Success was not an accident with the Christian admiral. It was the result of devotion to duty, real bravery, and a life distinguished by purity of character and the highest sense of honor.
EZRA CORNELL.
In the winter of 1819 might have been seen travelling from New Jersey to De Ruyter in New York, a distance of two hundred and fifty miles, some covered emigrant wagons, containing a wife and six children in the first, and household goods and farming utensils in the others. Sometimes the occupants slept in a farmhouse, but usually in their vehicles by a camp-fire in the woods.
For two weeks they journeyed, sometimes through an almost uninhabited wilderness and over wellnigh impassable roads. The mother, with a baby in her arms,—her oldest child, Ezra, a boy of twelve,—must have been worn with this toilsome journey; but patient and cheerful, no word of repining escaped her lips. Elijah Cornell, a frank, noble-hearted Quaker, was going West to make his living as a potter and farmer combined.
Like other pioneers, they made ready their little home among the sterile hills; and there, for twenty years, they struggled to rear a family that grew to eleven children, instead of six. The boys of the family were taught the simple mysteries of pottery-making early in life, and thus formed habits of industry, while their limited income necessarily made them economical.
EZRA CORNELL.
(From his Biography, by Gov. A. B. Cornell.)

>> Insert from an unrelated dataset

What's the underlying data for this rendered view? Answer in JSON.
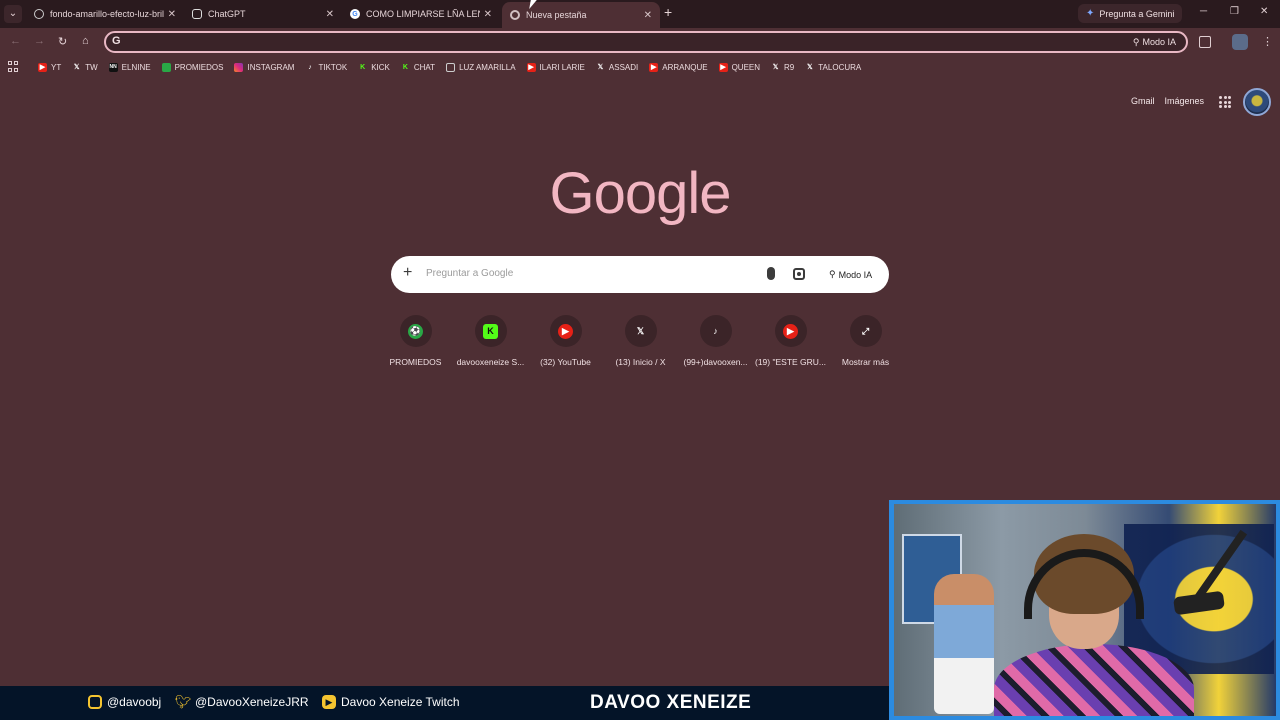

The eldest boy, Ezra,—now sixteen,—was growing anxious to be something more than a potter. He was nearly six feet tall, thin, muscular, and full of energy. He was studious, reading every book within his reach, and desirous of an education, which there was no money to procure. Determined, if possible, to go to the common school one more winter, he and his brother, fifteen years of age, chopped and cleared four acres of heavy beech and maple woodland, plowed, and planted it to corn, and thus made themselves able to finish their education.